Dr. Zitterich: And I’ll add to that when they first mentioned single entry, in the back of my mind, I’m like, no, absolutely not.

Dr. Fisher: Actually I think she said that in the front of her mind too.

Dr. Zitterich: Dentists can sometimes be particular and they have things in their head on how they want it. And I’m just so thankful because just from our, our old office where we did have that dual entry, now, when the door is shut, I mean, it affects my stress level, just not knowing or hearing other conversations or things happening behind me.

I’m just so focused and relaxed and I can turn the music up if I want. And it’s just been absolutely wonderful and very private and more upscale concierge-type field.

Holger Kappler: We really love to hear that. And one thing, I think that we all remember especially Julia – when I was talking so directly to you about that maybe not being the right plan. I think I did not say it that nicely. I think I said it way more direct.

Dr. Fisher: The word was in German, so we didn’t know exactly what it meant!

Holger Kappler: Two or three people underneath the table kicked me.

Julia Kappler: We really did! I kicked his leg because I was like, “Oh my God, this is too German right now! Settle down!”

Paul Vigario: I love the authenticity you get out of Holger. There’s no question about it.

Dr. Fisher: They’ve become very dear friends. They’ve had insights and things that we’ve valued that honestly, we didn’t even know we would early on, case in point cause Holger was so prescient on this.

When we talked about having a place to launder scrubs in the office. Here in the US traditionally, everybody everywhere wore their scrubs in and out of the office and we’d go to lunch in scrubs and we’d go home and scrubs, and it was our absolute norm.

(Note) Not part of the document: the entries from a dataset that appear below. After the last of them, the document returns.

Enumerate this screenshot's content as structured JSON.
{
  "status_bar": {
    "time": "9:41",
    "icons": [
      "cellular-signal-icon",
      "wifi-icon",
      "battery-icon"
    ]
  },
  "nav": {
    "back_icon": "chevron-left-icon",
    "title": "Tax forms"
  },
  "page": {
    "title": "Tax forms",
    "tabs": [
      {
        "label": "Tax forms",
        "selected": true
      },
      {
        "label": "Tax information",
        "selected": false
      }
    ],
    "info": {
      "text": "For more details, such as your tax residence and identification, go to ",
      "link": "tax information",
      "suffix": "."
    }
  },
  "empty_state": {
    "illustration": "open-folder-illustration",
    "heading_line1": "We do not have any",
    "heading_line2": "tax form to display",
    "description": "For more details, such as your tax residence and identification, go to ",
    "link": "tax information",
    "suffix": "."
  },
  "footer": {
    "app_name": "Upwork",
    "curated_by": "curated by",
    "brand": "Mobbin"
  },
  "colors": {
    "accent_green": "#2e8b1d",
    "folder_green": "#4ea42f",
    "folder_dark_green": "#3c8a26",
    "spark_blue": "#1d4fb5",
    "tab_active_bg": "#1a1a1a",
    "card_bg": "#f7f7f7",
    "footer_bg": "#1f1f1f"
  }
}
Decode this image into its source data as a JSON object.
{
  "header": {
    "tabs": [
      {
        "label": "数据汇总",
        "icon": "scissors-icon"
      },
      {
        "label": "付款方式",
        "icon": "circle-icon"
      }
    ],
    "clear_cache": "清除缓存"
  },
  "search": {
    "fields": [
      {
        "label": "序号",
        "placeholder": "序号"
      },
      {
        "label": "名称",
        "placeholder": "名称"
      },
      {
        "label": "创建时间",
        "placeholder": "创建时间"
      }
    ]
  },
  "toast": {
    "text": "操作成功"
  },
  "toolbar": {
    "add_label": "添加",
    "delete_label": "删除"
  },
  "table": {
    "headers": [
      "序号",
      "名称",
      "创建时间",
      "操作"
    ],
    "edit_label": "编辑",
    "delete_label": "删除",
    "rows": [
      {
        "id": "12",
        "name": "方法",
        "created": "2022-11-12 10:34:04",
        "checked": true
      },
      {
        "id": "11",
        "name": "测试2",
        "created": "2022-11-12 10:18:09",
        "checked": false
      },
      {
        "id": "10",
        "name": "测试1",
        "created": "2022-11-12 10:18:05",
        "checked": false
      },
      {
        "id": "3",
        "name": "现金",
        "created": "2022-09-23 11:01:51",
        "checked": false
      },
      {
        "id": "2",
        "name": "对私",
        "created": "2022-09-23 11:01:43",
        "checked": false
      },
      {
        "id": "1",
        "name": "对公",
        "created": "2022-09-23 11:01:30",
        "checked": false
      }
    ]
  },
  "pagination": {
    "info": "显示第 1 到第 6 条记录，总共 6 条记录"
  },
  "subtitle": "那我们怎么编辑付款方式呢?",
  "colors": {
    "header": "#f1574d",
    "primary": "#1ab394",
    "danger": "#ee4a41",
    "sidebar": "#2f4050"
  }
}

Amazingly he foresaw what was becoming with the COVID crisis before anybody else because you said, I can’t believe you’re wearing scrubs out of the office and we thought, well, everybody else does. And so with the COVID crisis, we instantly, we already had the laundry room ready, we had changing rooms ready for the team.

It was seamless for us to completely change our paradigm in a moment. So when we reopened after our two-month closure, which is a whole other story, being closed for two months was not the most fun thing after just moving in. But instantly it was so easy because we already had everything in place from their design and recommendation where everyone wears their street clothes to the office.

We change here, we change before we go home, and it’s seamless and works beautifully.

Paul Vigario: Yeah, that’s really nice. That’s really nice. Yeah. There are so many options and functionality built-in that you don’t even know until like you, you need it and then, you know, cause it was already thought of. Right?

Dr. Fisher: Well, and there are things you don’t know, you know, until, you know. Again, after my 30 years, I’ve been at three different offices.

Two of which I had a hand in outfitting and designing, so to speak, which meant, you know, creating a floor plan. And those were usually done in conjunction with a traditional dental equipment company. We all know how that works. They take the very traditional model of putting all these things in this space and that’s what we get and they were functional, but they were terribly inefficient.